Schriftsteller, Journalist und Weltreisender
Im Diogenes Verlag ist eine Auswahl der Reise-Reportagen von Hugo Loetscher erschienen
Von Manfred Orlick
Besprochene Bücher / LiteraturhinweiseDer Schweizer Schriftsteller Hugo Loetscher (1929-2009) hat sich immer die Frage gestellt, wie sich Journalismus und Literatur vertragen. Ist Literatur der Ewigkeit verpflichtet und Journalismus nur dem Tagesgeschehen? Bei Loetscher lässt sich aber zwischen Literatur und Journalismus eine Personalunion ausmachen. Als Schriftsteller sah er sich stets in einer gesellschaftlich-politischen Verpflichtung. So verfasste Loetscher neben seinem literarischen Werk rund 800 Artikel und Reportagen: u.a. für die Kulturzeitschrift DU, die Weltwoche, die Neue Zürcher Zeitung und Das Magazin des Tages-Anzeigers.
Der Diogenes-Sammelband So wenig Buchstaben und so viel Welt vereint eine Auswahl seiner Reise-Essays und Reportagen. Loetscher zog es schon früh in die Ferne. Kaum ein anderer Schweizer Schriftsteller hat dermaßen oft die Welt bereist. Diese Reiseleidenschaft hat auch sein literarisches Schaffen weitgehend geprägt. Die Neuerscheinung vermittelt eine repräsentative Übersicht der verschiedensten Themen, mit denen sich Loetscher auf seinen Reisen besonders intensiv auseinandergesetzt hat. Von der Schweiz aus brach er immer wieder in alle Himmelsrichtungen auf. Seine Reisen waren jedoch keine Realitätsflucht aus der „Enge“ der Schweiz; nach jeder Rückkehr überprüfte er das „Eigene“ aus der fremden Perspektive. Je ferner Loetscher die Riesen durch die verschiedenen Kulturen führten, desto näher kam er zu sich selbst zurück. Fortgehen und Rückkehr waren eine Einheit.

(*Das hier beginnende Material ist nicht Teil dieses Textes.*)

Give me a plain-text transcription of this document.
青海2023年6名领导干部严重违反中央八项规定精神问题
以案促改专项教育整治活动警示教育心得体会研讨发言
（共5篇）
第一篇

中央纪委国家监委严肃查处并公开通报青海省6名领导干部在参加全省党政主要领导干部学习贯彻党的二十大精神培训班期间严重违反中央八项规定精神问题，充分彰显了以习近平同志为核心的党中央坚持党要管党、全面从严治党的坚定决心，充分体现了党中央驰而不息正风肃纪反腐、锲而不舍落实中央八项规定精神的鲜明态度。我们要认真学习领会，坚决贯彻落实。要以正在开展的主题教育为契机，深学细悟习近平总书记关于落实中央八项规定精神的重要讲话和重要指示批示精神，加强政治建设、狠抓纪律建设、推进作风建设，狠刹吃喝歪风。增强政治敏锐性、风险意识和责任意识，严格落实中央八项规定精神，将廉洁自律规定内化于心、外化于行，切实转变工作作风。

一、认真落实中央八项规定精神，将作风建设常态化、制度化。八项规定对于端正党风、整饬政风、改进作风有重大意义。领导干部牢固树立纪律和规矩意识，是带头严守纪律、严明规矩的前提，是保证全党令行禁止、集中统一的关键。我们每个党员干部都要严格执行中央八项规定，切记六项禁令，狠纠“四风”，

Auftakt der Diogenes-Auswahl bildet der Beitrag „Literatur und Journalismus“ aus dem Jahre 1999. Darin wies Loetscher auf die lange Tradition von Autoren weltweit hin, die auch journalistisch hervorgetreten waren. Eine seiner frühen Reisen führte ihn nach Portugal und die „portugiesische Welt“, deren Geschichte am Rande von Europa er in einem Essay verfolgte. Portugal war für Loetscher auch der Ausgangspunkt zu mehreren Reisen auf den afrikanischen Kontinent. Die kulturelle Vielfalt des amerikanischen Kontinents entdeckte er in Argentinien, in der Karibik, in den Vereinigten Staaten und seinem Sehnsuchtsland Brasilien. Von Portugal aus näherte sich Loetscher in den 1970er Jahren auch Asien und dann noch einmal dreißig Jahre später, wo er sich mit der Mischung von Traditionellem und Modernem in Ländern wie Thailand, China und Indien auseinandersetzte. Diese Reisen konfrontierten ihn außerdem mit der Kolonialgeschichte, mit Unterdrückung und Diskriminierung.

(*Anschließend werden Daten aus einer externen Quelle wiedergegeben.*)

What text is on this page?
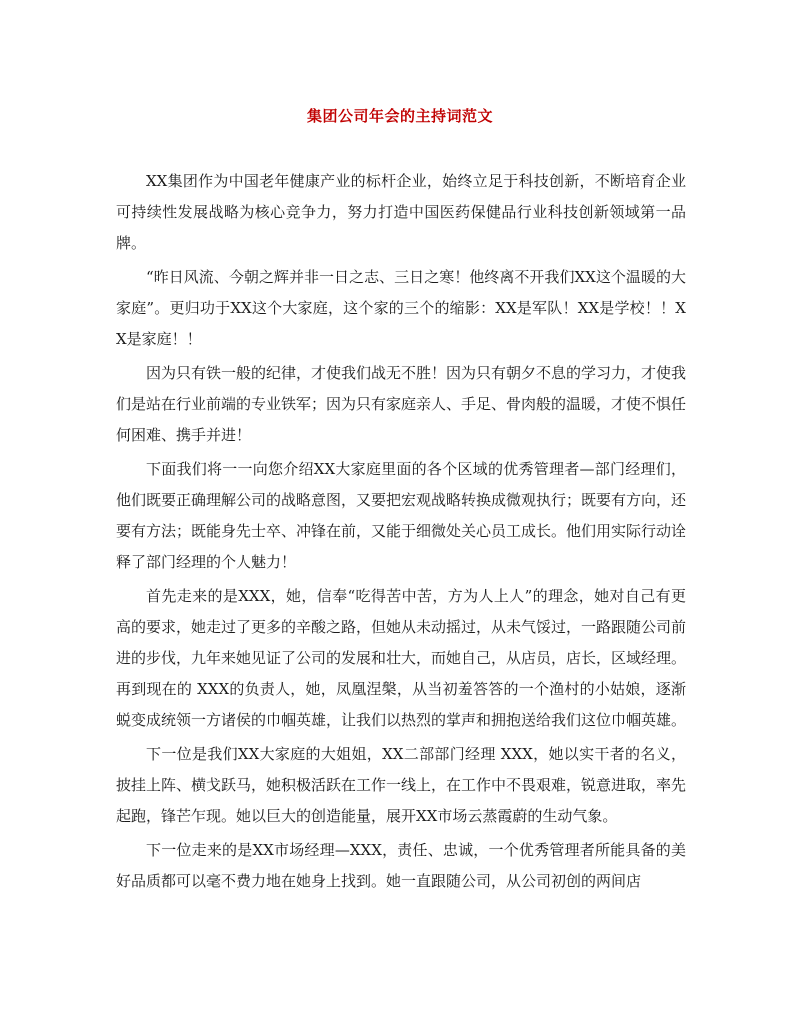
集团公司年会的主持词范文

XX集团作为中国老年健康产业的标杆企业，始终立足于科技创新，不断培育企业可持续性发展战略为核心竞争力，努力打造中国医药保健品行业科技创新领域第一品牌。

“昨日风流、今朝之辉并非一日之志、三日之寒！他终离不开我们XX这个温暖的大家庭”。更归功于XX这个大家庭，这个家的三个的缩影：XX是军队！XX是学校！！XX是家庭！！

因为只有铁一般的纪律，才使我们战无不胜！因为只有朝夕不息的学习力，才使我们是站在行业前端的专业铁军；因为只有家庭亲人、手足、骨肉般的温暖，才使不惧任何困难、携手并进！

下面我们将一一向您介绍XX大家庭里面的各个区域的优秀管理者—部门经理们，他们既要正确理解公司的战略意图，又要把宏观战略转换成微观执行；既要有方向，还要有方法；既能身先士卒、冲锋在前，又能于细微处关心员工成长。他们用实际行动诠释了部门经理的个人魅力！

首先走来的是XXX，她，信奉“吃得苦中苦，方为人上人”的理念，她对自己有更高的要求，她走过了更多的辛酸之路，但她从未动摇过，从未气馁过，一路跟随公司前进的步伐，九年来她见证了公司的发展和壮大，而她自己，从店员，店长，区域经理。再到现在的 XXX的负责人，她，凤凰涅槃，从当初羞答答的一个渔村的小姑娘，逐渐蜕变成统领一方诸侯的巾帼英雄，让我们以热烈的掌声和拥抱送给我们这位巾帼英雄。

下一位是我们XX大家庭的大姐姐，XX二部部门经理 XXX，她以实干者的名义，披挂上阵、横戈跃马，她积极活跃在工作一线上，在工作中不畏艰难，锐意进取，率先起跑，锋芒乍现。她以巨大的创造能量，展开XX市场云蒸霞蔚的生动气象。

下一位走来的是XX市场经理—XXX，责任、忠诚，一个优秀管理者所能具备的美好品质都可以毫不费力地在她身上找到。她一直跟随公司，从公司初创的两间店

Neben diesen längeren Aufenthalten bereiste Loetscher auch die Welt der Antike oder des Mittelalters wie Ägypten, Griechenland, Karthago, Ravenna und Byzanz oder er unternahm kürzere Reisen innerhalb Europas, wobei ihn besonders Städte interessierten. Oft weilte er in Spanien (Salamanca, Toledo) und später auch in Kiew und St. Petersburg. Den Schlusspunkt der Anthologie setzt eine „Schweizstunde“ mit Beiträgen zu Reisen im Heimatland, gefolgt von seinem letzten größeren Beitrag „Was ist ein Schweizer?“ Loetschers Identifikation richtete sich dabei „auf ein Land von morgen, auf eine Schweiz, die Mitglied der EU ist“.

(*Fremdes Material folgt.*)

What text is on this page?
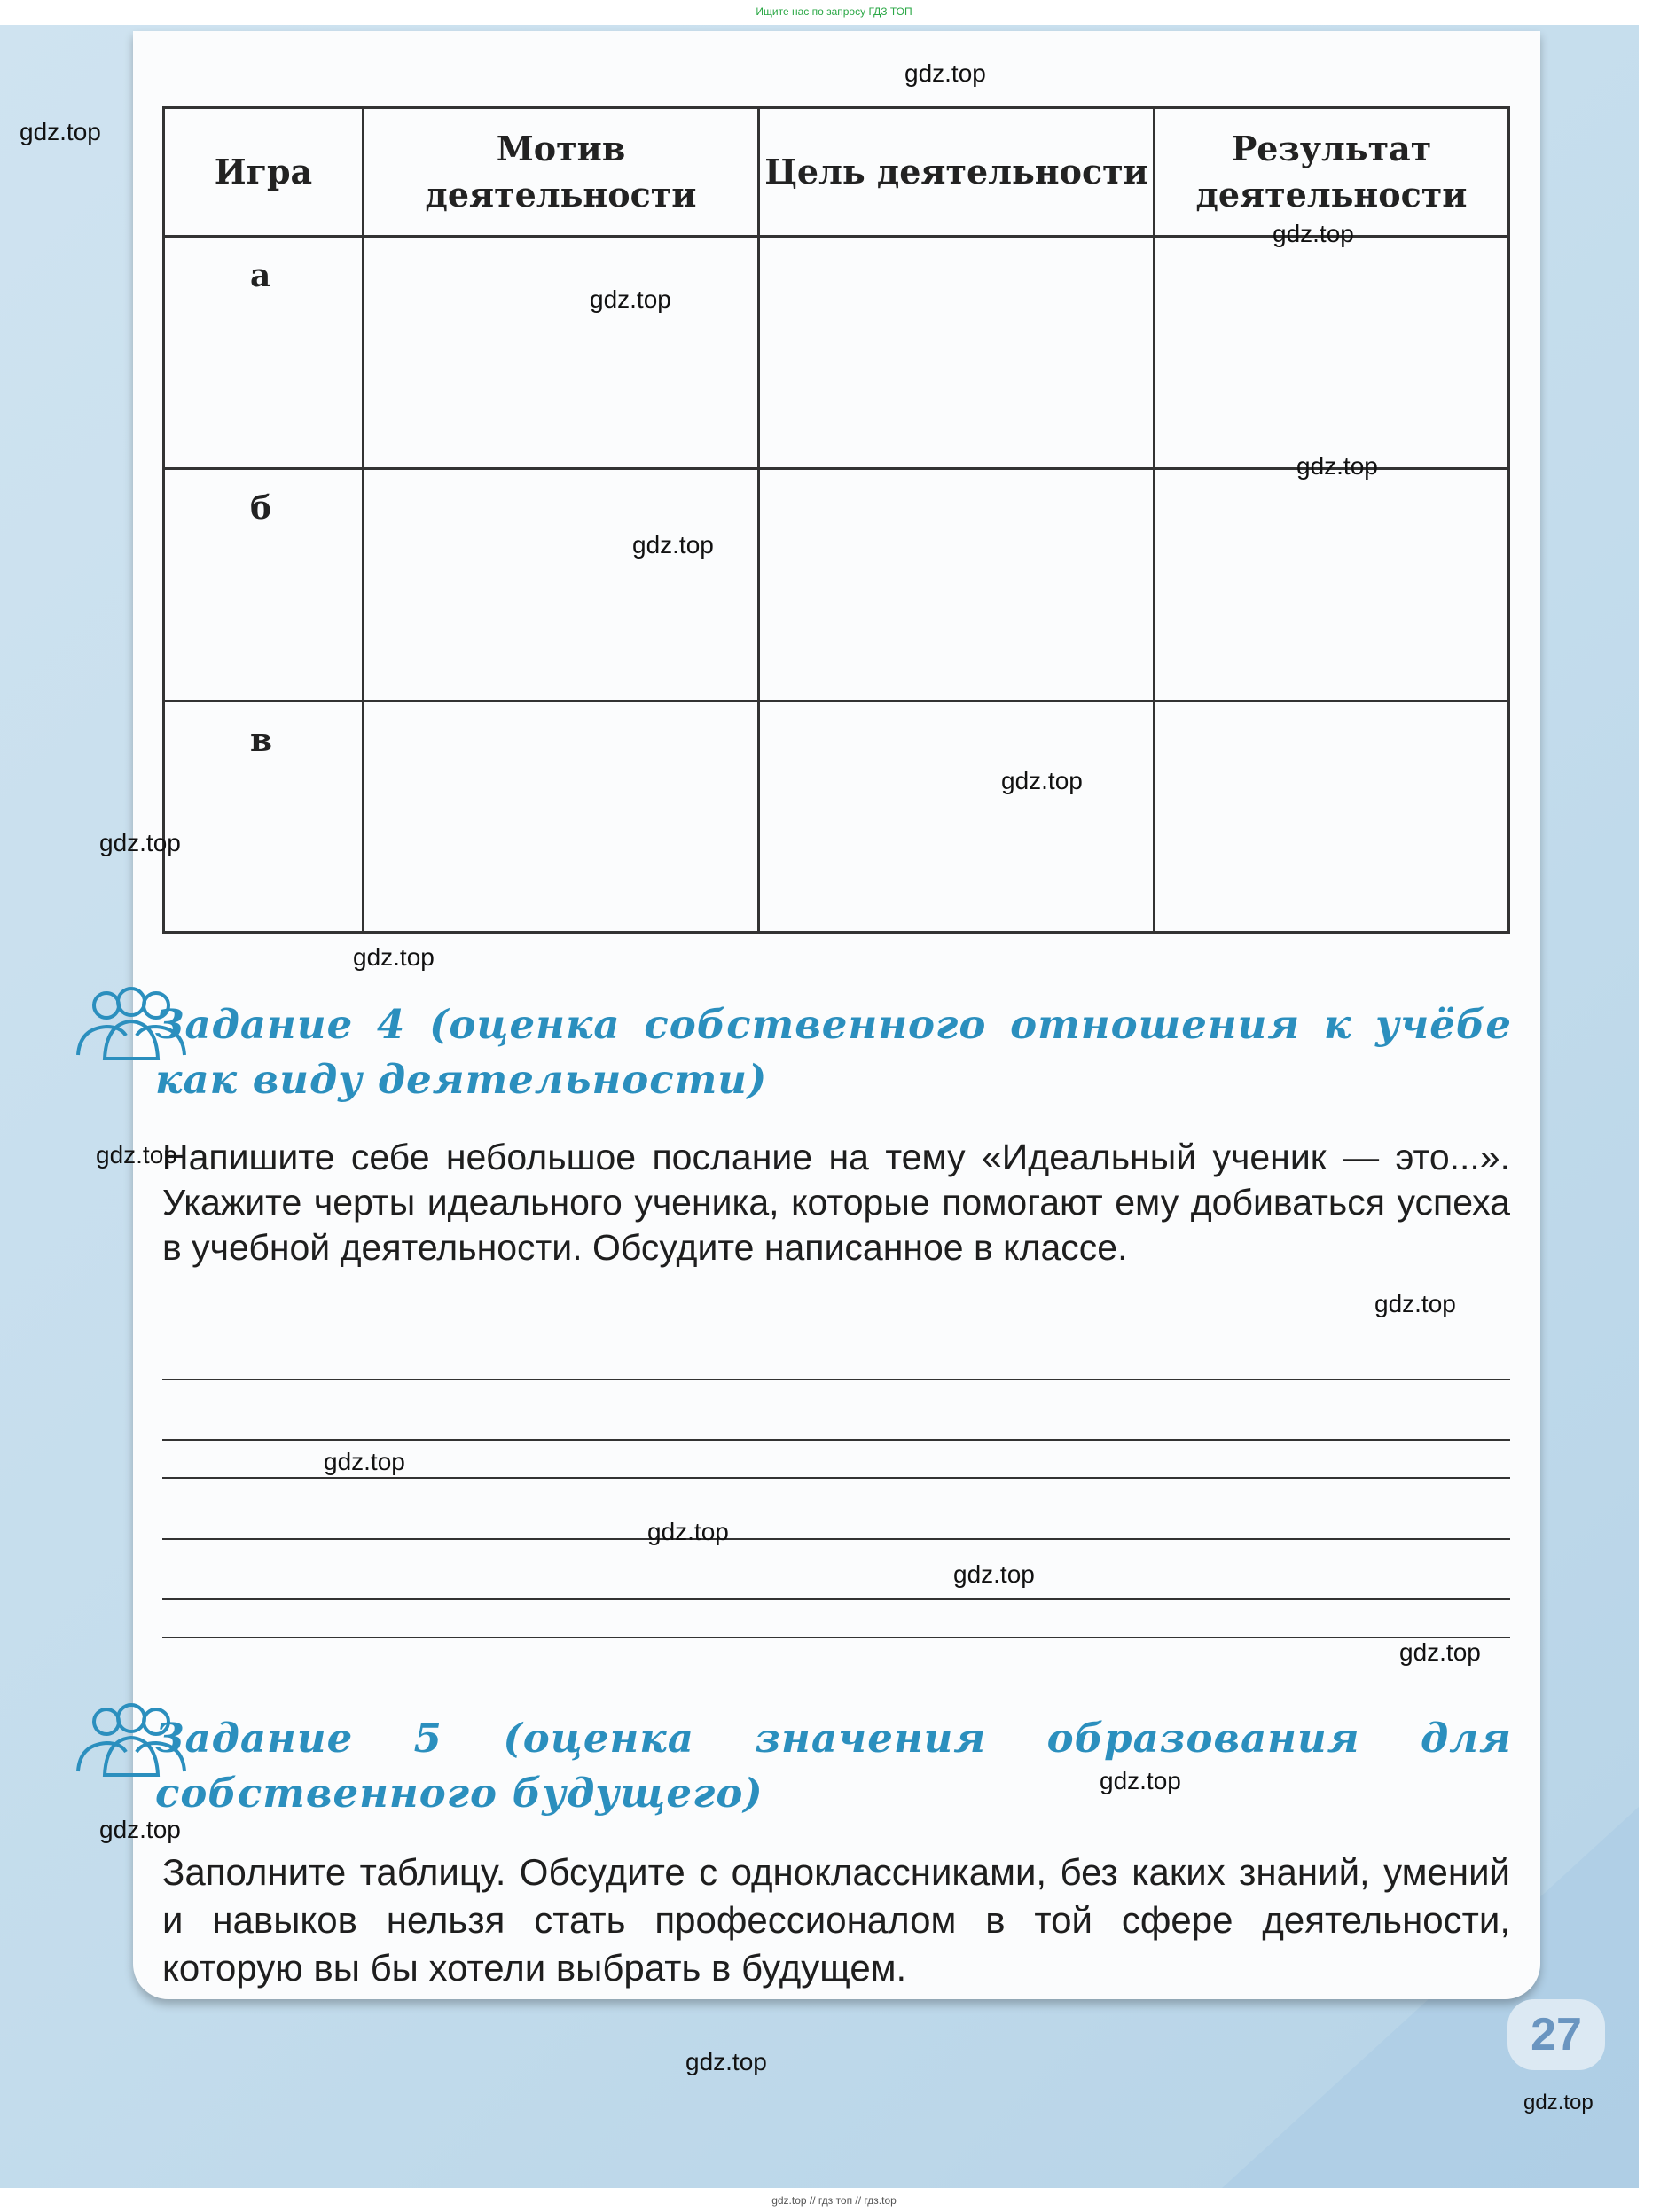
Ищите нас по запросу ГДЗ ТОП
Игра	Мотив деятельности	Цель деятельности	Результат деятельности
а			
б			
в			
Задание 4 (оценка собственного отношения к учёбе как виду деятельности)
Напишите себе небольшое послание на тему «Идеальный ученик — это...». Укажите черты идеального ученика, которые помогают ему добиваться успеха в учебной деятельности. Обсудите написанное в классе.
Задание 5 (оценка значения образования для собственного будущего)
Заполните таблицу. Обсудите с одноклассниками, без каких знаний, умений и навыков нельзя стать профессионалом в той сфере деятельности, которую вы бы хотели выбрать в будущем.
27
gdz.top
gdz.top
gdz.top
gdz.top
gdz.top
gdz.top
gdz.top
gdz.top
gdz.top
gdz.top
gdz.top
gdz.top
gdz.top
gdz.top
gdz.top
gdz.top
gdz.top
gdz.top
gdz.top
gdz.top // гдз топ // гдз.top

Loetscher hat sich zeitlebens auch mit dem Medium der Fotografie beschäftigt. Er setzte stets auf die Doppelwirkung von Text und Bild. So wurde er meist von bekannten Fotografen auf seinen Reisen begleitet. Falls das Budget dafür nicht ausreichte, griff er auch selbst zur Kamera. Die entstandenen Bilder verrieten dabei sein visuell geschultes Auge. Die Auswahl So wenig Buchstaben und so viel Welt versammelt insgesamt 35 Texte von Hugo Loetscher aus über sechzig Jahren als Reise-Journalist. Neben einem Nachwort Grenzverschiebung wird die Publikation durch einen Bildteil Hugo Loetscher unterwegs ergänzt mit zahlreichen Fotografien, Porträts und Dokumenten.